I don’t normally copy another person’s article but I read this, this morning on the Men’s Devotion and I had to pass it on and share it with everyone. It really touched me and inspired me in a whole new way.
Dr. Victor Frankl, author of Man’s Search for Meaning, was imprisoned by the Nazis in World War II because he was a Jew. His wife, his children, and his parents were all killed in the Holocaust. The Gestapo stripped him of his clothes. He stood totally naked before them. As they cut off his wedding band, Viktor said to himself, “You can take away my wife, you can take away my children, you can strip me of my clothes and my freedom, but there is one thing no person can ever take away from me—and that is my freedom to choose how I will react to what happens to me!” Even under the most difficult of circumstances, joy is a choice which transforms our tragedies into triumph. Let’s face it, not everything goes our way. Things don’t always work out as we planned. Some days are disasters. Other days are worse than that. Happiness comes easily when things go our way. Joy is different. It’s deeper. Joy is an attitude we select. Happiness is external and subject to what happens. Joy is an inside job in which we opt to rejoice regardless of the circumstances. Don’t confuse happiness with joy.
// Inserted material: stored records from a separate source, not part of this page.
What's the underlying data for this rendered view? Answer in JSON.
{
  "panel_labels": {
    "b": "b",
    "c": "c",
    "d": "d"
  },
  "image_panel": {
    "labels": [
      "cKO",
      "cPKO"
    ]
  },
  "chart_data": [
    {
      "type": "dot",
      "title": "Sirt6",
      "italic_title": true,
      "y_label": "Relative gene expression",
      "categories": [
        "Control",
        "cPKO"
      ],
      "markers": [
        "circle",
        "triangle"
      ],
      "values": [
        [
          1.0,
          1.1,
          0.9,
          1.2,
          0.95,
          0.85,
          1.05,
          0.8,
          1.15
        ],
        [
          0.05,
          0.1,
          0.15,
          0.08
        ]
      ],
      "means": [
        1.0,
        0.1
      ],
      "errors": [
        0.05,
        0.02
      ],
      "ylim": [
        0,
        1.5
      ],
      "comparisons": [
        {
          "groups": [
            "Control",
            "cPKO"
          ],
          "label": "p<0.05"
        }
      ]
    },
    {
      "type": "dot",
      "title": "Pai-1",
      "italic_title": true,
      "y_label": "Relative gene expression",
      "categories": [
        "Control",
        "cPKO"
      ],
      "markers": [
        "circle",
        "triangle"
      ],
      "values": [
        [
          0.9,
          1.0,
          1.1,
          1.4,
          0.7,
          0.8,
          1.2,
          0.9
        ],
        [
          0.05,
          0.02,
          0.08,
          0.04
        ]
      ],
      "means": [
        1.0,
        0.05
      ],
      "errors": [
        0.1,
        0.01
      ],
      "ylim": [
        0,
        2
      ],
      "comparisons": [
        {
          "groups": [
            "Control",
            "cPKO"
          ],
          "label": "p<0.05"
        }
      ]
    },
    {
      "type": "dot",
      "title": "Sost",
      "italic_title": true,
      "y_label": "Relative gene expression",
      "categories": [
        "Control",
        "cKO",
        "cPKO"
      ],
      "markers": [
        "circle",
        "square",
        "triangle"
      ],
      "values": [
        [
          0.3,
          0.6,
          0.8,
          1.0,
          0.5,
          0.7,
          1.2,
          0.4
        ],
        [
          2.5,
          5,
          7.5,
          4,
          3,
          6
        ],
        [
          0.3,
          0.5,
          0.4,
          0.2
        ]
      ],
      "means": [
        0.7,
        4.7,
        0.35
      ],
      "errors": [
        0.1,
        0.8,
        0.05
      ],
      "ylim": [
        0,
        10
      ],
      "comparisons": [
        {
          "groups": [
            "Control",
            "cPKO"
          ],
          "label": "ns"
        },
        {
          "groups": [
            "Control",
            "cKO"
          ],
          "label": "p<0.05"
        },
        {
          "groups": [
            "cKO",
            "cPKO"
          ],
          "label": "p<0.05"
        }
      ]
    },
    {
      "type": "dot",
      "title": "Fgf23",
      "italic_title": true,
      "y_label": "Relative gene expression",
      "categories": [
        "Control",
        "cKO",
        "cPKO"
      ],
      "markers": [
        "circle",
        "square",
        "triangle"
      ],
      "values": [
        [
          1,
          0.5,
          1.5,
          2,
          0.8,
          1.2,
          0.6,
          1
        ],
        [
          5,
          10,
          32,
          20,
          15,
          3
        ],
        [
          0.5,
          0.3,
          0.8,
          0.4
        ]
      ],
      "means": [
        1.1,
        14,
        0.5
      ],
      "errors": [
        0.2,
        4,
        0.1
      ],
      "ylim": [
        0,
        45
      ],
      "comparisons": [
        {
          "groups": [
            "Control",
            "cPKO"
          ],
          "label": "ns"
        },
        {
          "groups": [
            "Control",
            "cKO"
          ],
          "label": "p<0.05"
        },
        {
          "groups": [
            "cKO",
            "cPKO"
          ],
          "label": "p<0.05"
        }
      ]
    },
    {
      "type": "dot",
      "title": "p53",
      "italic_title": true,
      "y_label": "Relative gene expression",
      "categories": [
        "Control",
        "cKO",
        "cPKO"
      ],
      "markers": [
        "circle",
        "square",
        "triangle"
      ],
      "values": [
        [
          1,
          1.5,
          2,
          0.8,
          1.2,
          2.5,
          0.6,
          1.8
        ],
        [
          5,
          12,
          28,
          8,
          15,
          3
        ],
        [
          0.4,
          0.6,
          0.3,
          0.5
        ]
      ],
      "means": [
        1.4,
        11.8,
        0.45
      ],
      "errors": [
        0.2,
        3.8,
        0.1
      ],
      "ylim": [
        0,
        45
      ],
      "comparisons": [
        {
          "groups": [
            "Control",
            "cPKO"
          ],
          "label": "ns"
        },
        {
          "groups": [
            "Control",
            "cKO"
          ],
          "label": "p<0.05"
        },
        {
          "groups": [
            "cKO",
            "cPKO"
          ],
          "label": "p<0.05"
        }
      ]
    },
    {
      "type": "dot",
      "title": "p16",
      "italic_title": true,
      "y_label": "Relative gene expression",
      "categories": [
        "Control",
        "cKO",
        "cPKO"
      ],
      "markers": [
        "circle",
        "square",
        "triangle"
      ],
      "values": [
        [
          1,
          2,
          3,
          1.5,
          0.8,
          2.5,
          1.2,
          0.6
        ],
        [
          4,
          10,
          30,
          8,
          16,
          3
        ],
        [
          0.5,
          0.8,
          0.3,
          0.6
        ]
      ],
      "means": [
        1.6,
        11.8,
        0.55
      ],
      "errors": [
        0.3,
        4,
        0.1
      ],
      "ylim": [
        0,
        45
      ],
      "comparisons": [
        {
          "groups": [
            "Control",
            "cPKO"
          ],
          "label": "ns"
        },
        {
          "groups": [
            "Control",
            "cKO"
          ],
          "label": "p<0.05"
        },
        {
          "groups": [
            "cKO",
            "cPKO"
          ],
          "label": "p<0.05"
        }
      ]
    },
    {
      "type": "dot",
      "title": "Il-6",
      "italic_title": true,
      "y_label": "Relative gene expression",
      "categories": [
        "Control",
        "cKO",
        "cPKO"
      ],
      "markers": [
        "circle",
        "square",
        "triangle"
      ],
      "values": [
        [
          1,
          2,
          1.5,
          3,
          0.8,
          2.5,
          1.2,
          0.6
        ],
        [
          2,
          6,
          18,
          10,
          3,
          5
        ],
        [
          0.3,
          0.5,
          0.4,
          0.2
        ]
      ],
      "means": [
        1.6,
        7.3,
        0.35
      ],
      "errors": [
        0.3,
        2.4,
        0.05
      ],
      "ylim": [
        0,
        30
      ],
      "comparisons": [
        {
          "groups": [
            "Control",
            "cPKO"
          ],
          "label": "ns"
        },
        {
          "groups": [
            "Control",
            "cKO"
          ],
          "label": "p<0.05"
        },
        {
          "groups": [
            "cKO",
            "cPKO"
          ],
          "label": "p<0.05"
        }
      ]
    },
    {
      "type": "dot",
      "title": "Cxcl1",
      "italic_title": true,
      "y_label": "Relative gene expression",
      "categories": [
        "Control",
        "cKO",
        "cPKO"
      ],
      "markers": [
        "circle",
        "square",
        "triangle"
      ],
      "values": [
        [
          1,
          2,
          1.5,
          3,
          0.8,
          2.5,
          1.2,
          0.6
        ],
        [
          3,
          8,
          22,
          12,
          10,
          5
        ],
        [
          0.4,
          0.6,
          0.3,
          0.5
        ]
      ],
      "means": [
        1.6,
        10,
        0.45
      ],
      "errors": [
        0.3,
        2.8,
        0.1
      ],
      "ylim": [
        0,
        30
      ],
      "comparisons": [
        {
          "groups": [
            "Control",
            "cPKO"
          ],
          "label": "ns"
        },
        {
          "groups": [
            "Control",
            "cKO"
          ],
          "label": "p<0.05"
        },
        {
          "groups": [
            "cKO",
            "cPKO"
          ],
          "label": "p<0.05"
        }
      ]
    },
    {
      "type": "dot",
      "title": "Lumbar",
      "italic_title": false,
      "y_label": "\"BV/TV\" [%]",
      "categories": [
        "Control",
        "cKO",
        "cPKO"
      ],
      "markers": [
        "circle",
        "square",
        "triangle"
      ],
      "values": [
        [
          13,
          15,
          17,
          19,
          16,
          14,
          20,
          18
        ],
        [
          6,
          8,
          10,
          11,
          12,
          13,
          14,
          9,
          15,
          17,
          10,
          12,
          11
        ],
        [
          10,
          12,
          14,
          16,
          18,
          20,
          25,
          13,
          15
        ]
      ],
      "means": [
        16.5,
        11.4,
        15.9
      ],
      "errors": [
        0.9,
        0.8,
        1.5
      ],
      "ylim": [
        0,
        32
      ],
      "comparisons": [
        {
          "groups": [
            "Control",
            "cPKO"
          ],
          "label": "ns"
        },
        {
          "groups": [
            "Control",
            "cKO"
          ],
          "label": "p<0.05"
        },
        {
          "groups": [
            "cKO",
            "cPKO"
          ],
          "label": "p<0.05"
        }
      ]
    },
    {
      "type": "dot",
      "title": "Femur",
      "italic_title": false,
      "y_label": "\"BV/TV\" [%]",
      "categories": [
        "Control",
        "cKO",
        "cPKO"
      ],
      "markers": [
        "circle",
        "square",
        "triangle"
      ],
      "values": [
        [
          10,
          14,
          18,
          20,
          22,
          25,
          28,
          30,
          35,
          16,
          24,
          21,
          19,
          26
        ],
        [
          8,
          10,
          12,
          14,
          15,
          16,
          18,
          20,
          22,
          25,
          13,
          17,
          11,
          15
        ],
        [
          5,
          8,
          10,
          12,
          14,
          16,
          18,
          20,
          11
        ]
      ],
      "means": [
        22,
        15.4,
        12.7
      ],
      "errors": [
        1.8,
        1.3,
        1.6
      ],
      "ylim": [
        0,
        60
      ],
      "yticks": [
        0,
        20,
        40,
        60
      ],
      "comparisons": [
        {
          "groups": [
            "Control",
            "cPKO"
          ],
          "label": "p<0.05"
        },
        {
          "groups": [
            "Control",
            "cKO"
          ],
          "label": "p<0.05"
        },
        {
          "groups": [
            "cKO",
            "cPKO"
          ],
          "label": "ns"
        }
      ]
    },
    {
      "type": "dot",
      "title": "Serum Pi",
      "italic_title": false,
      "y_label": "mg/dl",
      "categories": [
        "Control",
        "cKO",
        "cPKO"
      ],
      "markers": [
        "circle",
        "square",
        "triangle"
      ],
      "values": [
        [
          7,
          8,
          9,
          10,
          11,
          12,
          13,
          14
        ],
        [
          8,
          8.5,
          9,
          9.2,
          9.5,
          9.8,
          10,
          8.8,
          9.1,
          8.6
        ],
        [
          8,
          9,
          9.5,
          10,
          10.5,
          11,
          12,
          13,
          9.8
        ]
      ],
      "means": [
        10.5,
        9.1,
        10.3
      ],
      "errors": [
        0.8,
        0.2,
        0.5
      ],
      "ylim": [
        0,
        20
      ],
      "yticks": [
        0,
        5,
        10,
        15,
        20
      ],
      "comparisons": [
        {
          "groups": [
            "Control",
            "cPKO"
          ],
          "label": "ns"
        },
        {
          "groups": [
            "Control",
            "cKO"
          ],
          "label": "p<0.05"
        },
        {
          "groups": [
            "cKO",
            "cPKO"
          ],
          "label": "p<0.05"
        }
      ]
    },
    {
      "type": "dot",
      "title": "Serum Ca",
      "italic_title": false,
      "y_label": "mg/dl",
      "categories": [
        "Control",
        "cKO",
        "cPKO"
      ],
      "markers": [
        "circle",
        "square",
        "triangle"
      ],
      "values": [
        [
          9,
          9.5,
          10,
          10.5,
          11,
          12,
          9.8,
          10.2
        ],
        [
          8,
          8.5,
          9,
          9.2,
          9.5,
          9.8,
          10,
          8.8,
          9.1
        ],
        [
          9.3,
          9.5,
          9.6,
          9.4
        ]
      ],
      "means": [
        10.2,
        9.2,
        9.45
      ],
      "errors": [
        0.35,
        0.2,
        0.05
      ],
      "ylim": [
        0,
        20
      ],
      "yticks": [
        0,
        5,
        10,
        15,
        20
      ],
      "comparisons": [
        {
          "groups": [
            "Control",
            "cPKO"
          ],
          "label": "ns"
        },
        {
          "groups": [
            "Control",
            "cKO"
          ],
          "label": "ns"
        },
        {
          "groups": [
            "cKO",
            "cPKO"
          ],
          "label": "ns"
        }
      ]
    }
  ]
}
Happiness is a buoyant emotion that results from the momentary plateaus of well-being. Joy is bedrock stuff. Joy is a confidence that operates irrespective of our moods. Joy is the certainty that all is well, however we feel. Joy is a divine dimension of living that is not shackled by circumstances simply because we have chosen to respond in a positive manner. Paul is saying in Philippians 4:4 that joy is not something that happens to me but rather something I deliberately and consciously select. Circumstances seldom generate lasting smiles and laughter. Joy comes to those who determine to choose it in spite of their circumstances.
This is so true. I see myself determining my emotions of happiness or joy based on my circumstances, and I think that we all have at a point. I realize that Joy comes into our life through my own ambition and desire to live my life in the existence of Joy. I have to choose to live in Joy just as I have to choose to have faith. The problem that we face is that Joy requires us to work for that joy. If we want to have a happy marriage we have to work at it and continue to work at it. Joy can be a part of our life and we choose who can steel it from us. You don't just let anyone take your money that you worked so hard for, so why would you let someone steel your joy that you worked for either. The choice is yours but it is "An inside Job”.